The action of the government making investment and creating jobs gives confidence and hope for growth. This is a good message for the economy, ” adds Lau.
In the RM250bil stimulus package announced by Prime Minister Tan Sri Muhyiddin Yassin yesterday, another RM1bil will be channelled to the Health Ministry for the purchase of equipment and services to combat the Covid-19 virus. This will include getting services from the private healthcare sector.
Earlier on, some RM500mil had already been allocated.
While all eyes have been on the glove manufacturers, little attention has been given to the makers of health equipment and products, which in all honesty, have seen a similar rise in their demand.
“For example, companies like Nova Wellness Group Bhd and Apex Healthcare Bhd which sells supplements like Vitamin C, sanitizers and face masks, the demand for these products have also been through the roof, ” says one analyst.
Meanwhile equipment providers such as UWC Holdings Bhd and Supercomnet Technologies Bhd supplies devices and components for Covid-19 testing.
Earlier this week, hospital furniture manufacturer and provider LKL International Bhd saw its share price double in one week, as investors anticipated further contract wins for the company.
On March 25, LKL was awarded a contract for the supply of personal protective equipment to public hospitals in Sarawak for RM6.57mil.
Besides LKL, the other supplier of hospital equiment is BCM Alliance Bhd.
Meanwhile, the infrastructure sector will have some RM4bil worth of contracts. The first RM2bil were announced in the first stimulus package and will kick off in April.
This means that by April, construction sites will be back to being busy, and workers will be getting their wages.
These first batch of projects include infrastructure projects in the Felda area and others worth RM600mil, rehabilitation projects for poorly maintained schools in Sabah and Sarawak worth RM350mil and projects to rehabilitate houses for the rakyat at RM150mil.
The new batch of RM2bil contracts have been identified as a number of small projects such as improving roads, upgrading poor schools in Sabah and Sarawak, cleaning houses of worship and police stations, and improving tourism facilities.
These will benefit G1 to G4-class contractors, which are largely small and medium-sized contractors, including mostly bumiputera contractors under this category.
The government will also continue with the implementation of all projects allocated in the Budget 2020 including the East Coast Rail Link (ECRL) and the Mass Rapid Transit Line 2 (MRT2).
“There is nothing new and no new surprises on the government’s stance on the ECRL. This decision does not mean that ECRL progress will be accelerated. As it stands, the project is delayed due to land acquisition matters, which slows down final design and tender process, ” says CGS CIMB analyst Sharizan Rosely.
He adds that the ECRL was partially affected by the one month of MCO, as other non-essential works has stopped while tunnelling works continue. The ECRL is about 15% completed prior to the MCO.

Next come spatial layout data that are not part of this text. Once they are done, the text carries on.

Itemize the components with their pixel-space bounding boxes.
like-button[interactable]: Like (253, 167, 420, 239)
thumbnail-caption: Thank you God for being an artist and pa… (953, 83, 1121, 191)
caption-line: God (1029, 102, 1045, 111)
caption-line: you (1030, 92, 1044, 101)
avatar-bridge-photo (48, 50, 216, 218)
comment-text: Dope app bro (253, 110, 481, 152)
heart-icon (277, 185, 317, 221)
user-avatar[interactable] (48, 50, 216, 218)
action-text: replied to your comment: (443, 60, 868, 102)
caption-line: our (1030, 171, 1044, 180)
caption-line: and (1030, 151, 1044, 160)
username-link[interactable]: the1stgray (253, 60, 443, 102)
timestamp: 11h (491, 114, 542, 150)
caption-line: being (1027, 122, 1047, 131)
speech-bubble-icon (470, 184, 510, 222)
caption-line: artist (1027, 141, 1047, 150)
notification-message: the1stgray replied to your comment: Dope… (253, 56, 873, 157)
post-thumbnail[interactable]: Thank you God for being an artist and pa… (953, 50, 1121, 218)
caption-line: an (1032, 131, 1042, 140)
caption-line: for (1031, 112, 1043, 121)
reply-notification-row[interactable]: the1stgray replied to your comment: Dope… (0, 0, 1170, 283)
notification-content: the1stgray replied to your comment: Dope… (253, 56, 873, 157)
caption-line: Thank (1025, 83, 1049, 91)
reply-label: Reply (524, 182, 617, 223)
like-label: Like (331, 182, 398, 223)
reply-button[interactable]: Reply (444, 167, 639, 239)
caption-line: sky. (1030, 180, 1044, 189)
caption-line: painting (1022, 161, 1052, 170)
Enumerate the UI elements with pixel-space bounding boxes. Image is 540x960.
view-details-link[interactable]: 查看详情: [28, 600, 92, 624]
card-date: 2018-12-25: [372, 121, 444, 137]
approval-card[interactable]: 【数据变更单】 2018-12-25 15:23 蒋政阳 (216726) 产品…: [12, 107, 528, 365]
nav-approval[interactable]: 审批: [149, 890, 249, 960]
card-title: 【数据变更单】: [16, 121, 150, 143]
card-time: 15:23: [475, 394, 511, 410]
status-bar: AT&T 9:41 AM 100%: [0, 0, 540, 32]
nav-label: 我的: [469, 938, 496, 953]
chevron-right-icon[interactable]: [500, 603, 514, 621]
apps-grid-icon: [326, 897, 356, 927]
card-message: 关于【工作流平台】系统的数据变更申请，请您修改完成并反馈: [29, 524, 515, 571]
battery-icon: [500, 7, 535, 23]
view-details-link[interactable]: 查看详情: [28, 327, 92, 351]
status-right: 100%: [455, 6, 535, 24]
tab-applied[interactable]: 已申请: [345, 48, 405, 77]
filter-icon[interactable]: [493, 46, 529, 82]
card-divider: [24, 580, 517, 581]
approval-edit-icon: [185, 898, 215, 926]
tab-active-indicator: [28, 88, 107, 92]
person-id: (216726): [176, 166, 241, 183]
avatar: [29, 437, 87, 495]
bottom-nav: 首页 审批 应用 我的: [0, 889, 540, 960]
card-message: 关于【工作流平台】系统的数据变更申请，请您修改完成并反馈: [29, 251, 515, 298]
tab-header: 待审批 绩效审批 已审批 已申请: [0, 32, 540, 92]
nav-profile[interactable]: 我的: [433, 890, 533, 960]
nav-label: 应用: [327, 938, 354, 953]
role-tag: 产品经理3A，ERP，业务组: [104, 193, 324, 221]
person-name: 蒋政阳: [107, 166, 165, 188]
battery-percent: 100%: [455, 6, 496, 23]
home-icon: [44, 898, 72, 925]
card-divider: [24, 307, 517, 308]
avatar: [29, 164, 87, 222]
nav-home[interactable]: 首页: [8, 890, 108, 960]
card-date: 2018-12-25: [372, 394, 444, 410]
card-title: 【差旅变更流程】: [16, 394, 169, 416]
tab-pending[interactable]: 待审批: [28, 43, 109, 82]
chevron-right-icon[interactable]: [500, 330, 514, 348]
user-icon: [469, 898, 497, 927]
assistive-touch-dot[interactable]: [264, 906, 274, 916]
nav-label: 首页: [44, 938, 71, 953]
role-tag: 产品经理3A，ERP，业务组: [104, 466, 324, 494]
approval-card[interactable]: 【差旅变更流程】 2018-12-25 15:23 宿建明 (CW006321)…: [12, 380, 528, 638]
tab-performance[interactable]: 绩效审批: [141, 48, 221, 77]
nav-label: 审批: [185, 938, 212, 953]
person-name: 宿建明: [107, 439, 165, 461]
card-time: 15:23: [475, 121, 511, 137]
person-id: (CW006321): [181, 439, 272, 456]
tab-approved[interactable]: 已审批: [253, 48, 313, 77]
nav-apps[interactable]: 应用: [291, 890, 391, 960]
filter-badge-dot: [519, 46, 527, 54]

The potential contenders of the ECRL within CIMB’s coverage, which have prequalified but have not indicated that they have submitted official tenders or have been called to submit tenders, include IJM Corp Bhd, Sunway Construction Bhd, MRCB Bhd and WCT Holdings Bhd.

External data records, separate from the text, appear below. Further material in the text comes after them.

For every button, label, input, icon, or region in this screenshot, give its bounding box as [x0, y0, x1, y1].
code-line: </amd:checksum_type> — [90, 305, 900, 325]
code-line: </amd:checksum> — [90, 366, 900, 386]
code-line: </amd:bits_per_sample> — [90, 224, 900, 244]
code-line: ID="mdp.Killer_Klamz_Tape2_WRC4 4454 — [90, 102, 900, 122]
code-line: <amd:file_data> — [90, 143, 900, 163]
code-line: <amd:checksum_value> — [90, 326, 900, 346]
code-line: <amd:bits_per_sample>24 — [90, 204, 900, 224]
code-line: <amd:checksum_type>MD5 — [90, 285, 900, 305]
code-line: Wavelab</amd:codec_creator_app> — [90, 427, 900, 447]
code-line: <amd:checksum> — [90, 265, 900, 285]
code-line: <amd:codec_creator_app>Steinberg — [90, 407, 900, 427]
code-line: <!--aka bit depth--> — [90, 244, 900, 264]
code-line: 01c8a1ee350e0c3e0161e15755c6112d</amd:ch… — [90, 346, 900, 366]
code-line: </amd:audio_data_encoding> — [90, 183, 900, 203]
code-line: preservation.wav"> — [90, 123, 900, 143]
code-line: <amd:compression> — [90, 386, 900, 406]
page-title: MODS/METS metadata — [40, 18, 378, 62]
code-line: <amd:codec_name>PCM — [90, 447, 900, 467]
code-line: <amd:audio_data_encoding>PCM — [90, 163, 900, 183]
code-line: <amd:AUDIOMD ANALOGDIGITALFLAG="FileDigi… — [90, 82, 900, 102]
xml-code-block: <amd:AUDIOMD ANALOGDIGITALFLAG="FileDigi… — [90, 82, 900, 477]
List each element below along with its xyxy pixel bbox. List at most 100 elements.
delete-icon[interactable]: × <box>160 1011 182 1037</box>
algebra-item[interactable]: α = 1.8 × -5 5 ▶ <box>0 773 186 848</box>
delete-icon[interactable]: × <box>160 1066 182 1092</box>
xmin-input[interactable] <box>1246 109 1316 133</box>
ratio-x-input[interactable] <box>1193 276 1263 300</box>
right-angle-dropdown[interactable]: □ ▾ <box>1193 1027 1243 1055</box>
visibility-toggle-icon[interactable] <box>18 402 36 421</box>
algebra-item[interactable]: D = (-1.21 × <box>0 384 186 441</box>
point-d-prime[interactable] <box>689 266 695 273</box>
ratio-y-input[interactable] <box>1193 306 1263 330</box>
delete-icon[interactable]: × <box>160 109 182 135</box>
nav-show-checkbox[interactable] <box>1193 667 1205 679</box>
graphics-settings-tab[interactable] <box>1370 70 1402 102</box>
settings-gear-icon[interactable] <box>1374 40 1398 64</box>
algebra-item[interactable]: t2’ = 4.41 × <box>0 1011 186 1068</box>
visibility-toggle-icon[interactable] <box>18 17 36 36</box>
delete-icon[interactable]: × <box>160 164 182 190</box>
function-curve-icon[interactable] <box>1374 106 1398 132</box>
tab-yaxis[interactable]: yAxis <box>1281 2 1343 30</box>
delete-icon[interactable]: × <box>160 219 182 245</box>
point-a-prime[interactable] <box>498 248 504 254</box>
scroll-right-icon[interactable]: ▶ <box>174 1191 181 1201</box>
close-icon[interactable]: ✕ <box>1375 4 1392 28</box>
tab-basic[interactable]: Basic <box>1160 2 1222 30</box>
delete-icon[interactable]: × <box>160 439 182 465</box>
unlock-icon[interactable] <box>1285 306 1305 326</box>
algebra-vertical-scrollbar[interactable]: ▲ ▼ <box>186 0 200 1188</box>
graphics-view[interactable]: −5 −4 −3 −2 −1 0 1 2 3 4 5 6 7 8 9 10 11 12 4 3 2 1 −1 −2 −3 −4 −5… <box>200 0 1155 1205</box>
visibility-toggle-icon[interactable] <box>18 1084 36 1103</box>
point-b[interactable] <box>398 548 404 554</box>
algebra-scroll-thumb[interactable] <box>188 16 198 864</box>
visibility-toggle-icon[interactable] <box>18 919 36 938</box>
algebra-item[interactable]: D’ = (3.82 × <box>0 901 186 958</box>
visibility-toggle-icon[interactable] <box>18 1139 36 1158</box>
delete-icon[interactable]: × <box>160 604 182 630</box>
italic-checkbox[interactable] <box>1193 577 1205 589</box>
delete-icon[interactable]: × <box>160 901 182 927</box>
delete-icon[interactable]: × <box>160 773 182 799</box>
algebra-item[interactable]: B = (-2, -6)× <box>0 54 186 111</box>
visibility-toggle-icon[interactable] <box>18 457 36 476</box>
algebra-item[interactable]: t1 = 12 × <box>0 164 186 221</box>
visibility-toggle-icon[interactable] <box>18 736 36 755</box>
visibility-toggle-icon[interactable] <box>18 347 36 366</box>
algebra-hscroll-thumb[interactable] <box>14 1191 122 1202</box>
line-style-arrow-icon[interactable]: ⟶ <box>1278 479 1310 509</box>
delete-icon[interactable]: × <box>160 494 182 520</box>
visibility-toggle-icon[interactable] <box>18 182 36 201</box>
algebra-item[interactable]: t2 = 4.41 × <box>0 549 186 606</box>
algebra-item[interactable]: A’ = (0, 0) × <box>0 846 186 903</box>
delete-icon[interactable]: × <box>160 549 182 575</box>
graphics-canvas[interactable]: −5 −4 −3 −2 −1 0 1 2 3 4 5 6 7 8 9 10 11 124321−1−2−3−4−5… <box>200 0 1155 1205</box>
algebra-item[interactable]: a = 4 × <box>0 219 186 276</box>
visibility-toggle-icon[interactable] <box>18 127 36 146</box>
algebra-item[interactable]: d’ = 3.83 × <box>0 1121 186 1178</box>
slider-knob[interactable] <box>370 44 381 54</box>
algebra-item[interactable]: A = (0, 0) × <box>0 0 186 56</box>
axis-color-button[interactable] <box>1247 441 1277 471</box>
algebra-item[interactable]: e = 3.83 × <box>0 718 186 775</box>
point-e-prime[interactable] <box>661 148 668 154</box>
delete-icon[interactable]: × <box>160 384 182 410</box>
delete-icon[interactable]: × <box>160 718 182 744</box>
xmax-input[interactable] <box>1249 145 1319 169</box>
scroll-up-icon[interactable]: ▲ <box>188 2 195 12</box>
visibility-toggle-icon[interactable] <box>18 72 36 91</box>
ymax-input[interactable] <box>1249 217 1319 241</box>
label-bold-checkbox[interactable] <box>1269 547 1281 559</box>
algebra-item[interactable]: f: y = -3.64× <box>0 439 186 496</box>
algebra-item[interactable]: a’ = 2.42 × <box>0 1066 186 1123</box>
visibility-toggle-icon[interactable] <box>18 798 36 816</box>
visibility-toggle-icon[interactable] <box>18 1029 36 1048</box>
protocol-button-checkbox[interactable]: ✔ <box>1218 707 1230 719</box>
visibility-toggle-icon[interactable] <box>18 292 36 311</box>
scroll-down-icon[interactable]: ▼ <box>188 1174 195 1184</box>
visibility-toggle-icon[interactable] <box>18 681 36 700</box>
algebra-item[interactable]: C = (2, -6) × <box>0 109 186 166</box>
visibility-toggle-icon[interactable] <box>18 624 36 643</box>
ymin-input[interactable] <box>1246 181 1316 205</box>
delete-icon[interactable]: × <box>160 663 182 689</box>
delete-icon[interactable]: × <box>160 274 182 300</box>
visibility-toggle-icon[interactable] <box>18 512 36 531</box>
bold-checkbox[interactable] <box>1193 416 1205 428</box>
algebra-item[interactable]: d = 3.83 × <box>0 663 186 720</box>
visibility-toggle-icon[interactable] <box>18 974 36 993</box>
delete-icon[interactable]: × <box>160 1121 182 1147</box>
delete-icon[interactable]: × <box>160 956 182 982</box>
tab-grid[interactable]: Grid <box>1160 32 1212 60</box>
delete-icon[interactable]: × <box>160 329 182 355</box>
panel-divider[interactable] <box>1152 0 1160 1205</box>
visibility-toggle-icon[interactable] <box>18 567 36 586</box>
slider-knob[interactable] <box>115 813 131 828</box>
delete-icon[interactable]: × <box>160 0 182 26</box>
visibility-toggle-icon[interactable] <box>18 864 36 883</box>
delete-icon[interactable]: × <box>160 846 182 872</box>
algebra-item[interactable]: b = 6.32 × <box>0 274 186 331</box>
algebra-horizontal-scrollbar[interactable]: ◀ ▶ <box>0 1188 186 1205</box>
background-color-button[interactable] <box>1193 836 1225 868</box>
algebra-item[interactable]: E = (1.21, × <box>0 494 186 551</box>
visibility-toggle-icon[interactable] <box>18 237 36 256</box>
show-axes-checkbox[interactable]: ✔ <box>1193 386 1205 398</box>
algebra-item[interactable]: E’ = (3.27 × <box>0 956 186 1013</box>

The highly anticipated competitive tender is likely to also include other contractors namely TSR Capital Bhd, Ikhmas Jaya Group Bhd, Fajar Baru Holdings Bhd, Gadang Holdings Bhd, TRC Synergy Bhd, AZRB Bhd, Mitrajaya Holdings Bhd, HSS Engineers Bhd, Gabungan AQRS Bhd, George Kent (M) Bhd and Econpile Holdings Bhd.
“In our view, those are selected contractors with considerable rail track record in the past. We have initially estimated that the first phase award of the ECRL to be RM3bil to RM4bil in 2020, as not all sections will be ready for tender rollout. This value range has not changed, ” says Sharizan.